What is hatred?
Why do we hate Trump?
You wanna know what I hate? I hate willful ignorance. This is the inverse of self-confirmation bias, where a person purposely avoids information because they might learn that they are wrong.
Why do I hate it? That’s kind of a funny question because most people who hate don’t want to think too hard about why they’re hating. They consider hatred to be their right. You can’t control how you feel about things, right? Maybe not, but you can control how you react.
The reason I hate willful ignorance isn’t because it increases ignorance in the world. If that were the case, I could counter it with articles that demonstrate the flaws in the technique. It isn’t because it makes those people difficult to argue with. When I actually get in arguments with those types, they can never hold their own.
Put plainly, I hate it because some people are so damned successful when they do it.
Take Trump, the liberal world’s favorite punching bag. He’s made a very successful political career out of violently ignoring anything that might prove him wrong. He’s the President of the United States, a sure sign that willful ignorance is the nation’s dominant strategy. That’s a call for hatred if I ever heard one.
Memetic epidemiology
In the world of memetics, hatred is a cognitive dissonance management strategy. You’ve heard the joke that frustration is the body expressing the need to strangle someone who so badly deserves it? Hatred is like that. It’s our desire to destroy evidence that we might be wrong.
If you diffuse the target of hatred it becomes outrage. Outrage is hatred’s “society is to blame” cousin. It’s the recognition that something we hate is only possible because society allows it. Outrage is a step healthier because it starts to trace the web of cause-and-effect that make horrible behavior socially acceptable.
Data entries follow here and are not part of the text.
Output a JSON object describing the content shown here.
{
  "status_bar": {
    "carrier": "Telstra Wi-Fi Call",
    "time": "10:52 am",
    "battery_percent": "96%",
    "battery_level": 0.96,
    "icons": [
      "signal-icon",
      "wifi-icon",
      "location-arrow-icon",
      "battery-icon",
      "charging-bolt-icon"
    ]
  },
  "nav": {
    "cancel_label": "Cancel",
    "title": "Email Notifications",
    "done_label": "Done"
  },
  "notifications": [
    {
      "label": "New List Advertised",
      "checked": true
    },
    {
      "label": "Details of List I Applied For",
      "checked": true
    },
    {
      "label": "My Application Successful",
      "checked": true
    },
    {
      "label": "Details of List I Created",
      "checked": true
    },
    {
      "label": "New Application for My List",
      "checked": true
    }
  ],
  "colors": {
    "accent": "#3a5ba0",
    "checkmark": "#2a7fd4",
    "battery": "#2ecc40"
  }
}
The archetypical indicator of hatred is kill-the-messenger style behavior. The clearest examples are lynching a black guy because some white girl likes him better or firing people who bring you bad news. This is why Trump can’t keep a cabinet. Ostricizing anybody who disagrees with you. Creating laws that do nothing besides validate your personal belief. Willful ignorance.
Any time you see hatred, you also see people who feel good about the target of hatred. Any time a black man gets lynched, it validates the superiority of white supremacists. Voter suppression relieves the fear of people who think that others are taking over their country. What makes you angry makes other people feel good.
Firewall rules
Harnessing outrage is a key dynamic in partisan politics. You see this on a daily basis when you get an email that says “He did a bad thing! Give us money!” Let’s refer to people who send those emails as outrage farmers. Those emails are like underpants gnomes in that they rarely have a solid connection between how your money is going to be used to achieve a goal that will prevent the outrageous behavior. You are assured that they are fighting for you.
The approach to handling this vulnerability is to recognize your outrage and be specific about what it is that outrages you. Identify how what you are outraged about affects you and those you care about. It’s ok to include “all of society” in those you care about.
Now envision what it would take to prevent that effect. Is this a small adjustment, a specific law, or is it a complete overhaul of human nature? Ask yourself if the group that is asking for your contribution is capable of making that change. Do they have an end-to-end plan, or are they just concentrating on telling everyone what they should be outraged by? Do they have specific goals or are they a coalition of the similarly inclined? Do their goals involve more than increasing the size of their organization?
These questions can help you separate the effective groups from the outrage farmers. It’s actually very similar to how investors review business propositions.
Remember that your involvement in the wheels of society should have a purpose more substantial than making you feel like you’re doing something. Throwing money blindly at things that give you a warm feeling in your gut is probably the easiest way to enable those whose goals aren’t aligned with their words.
Never act out of hatred
The medical equivalent of acting out of hatred is taking pain killers until you can’t feel what’s wrong. It’s a symptom of something that’s making you unhappy. Acting on it isn’t a path to happiness, it’s a band-aid that allows you to stop noticing it until the next annoyance gets your attention. That allows hatred to fester. Festering hatred results in dehumanization and can result in a sense of right to harm.
Instead, examine the sources of your hatred. Is it a side-effect of some inequality, or is it because someone wants to behave the same way you do? How are you being harmed? Who else is being harmed?
You can’t over-analyze hatred. There’s always a better level to leave it at, even if it’s the recognition that someone is dehumanizing you. Once you reach that point, you can form a plan that doesn’t involve you dehumanizing them.
Dehumanization is always wrong. No excuses.